- Directed by: Gavin O'Connor
- Written by: Kirby Hayde Gavin O'Connor
- Produced by: Gavin O'Connor Greg O'Connor
- Starring: Dana Ashbrook Angela Shelton Harry Lennix Tovah Feldshuh
- Cinematography: Alik Sakharov
- Edited by: Hughes Winborne
- Music by: Mader
- Production company: Shooting Gallery
- Distributed by: Meistrich Corporation
- Release date: 1995;
- Running time: 100 minutes
- Country: United States
- Language: English

= Comfortably Numb (film) =

1995 film by Gavin O'Connor

Comfortably Numb is a 1995 American independent drama film co-written and directed by Gavin O'Connor.
It is also named after Pink Floyd’s 1979 song Comfortably Numb.

==Plot==
William pursues his aspiration of being a prosecutor and also finds happiness with his new love Meadow, but their partying lifestyle develops into a heroin addiction that destroys their lives.

==Cast==
- Dana Ashbrook as William Best
- Angela Shelton as Meadow Adare
- Harry Lennix as Hamlin Day
- Tovah Feldshuh as Victoria Stevens
- Mary Beth Peil as Emily Best

==Release==
Comfortably Numb was rated NC-17 in the United States by the Motion Picture Association of America for "scenes of graphic drug use and some explicit sexuality".

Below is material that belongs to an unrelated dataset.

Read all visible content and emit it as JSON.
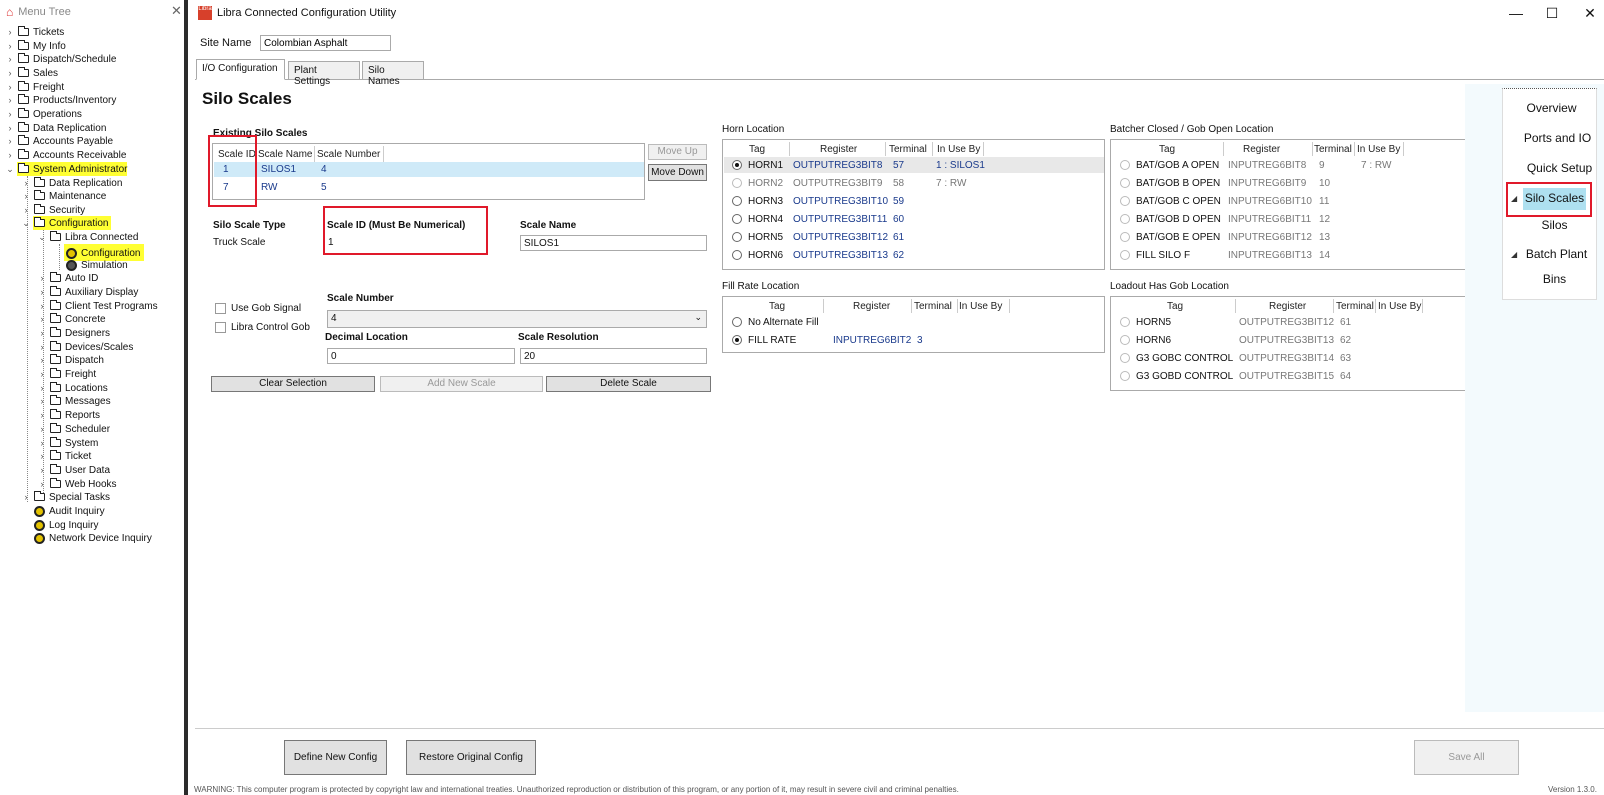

The film was given a limited theatrical release in the US by Meistrich Corporation in 1995 and was released on DVD in Canada by Alliance Atlantis on August 14, 2007.

==Reception==

Variety wrote, "Comfortably Numb is a smartly mounted pic with no star power and a story-line about the moral dilemmas facing a Connecticut preppie-turned-NYC prosecutor. Unfortunately, it takes a fatal turn halfway through by becoming a lurid antidrug tract and never recovers. Pic showcases talents of cast and crew, but B.O. prospects are nil."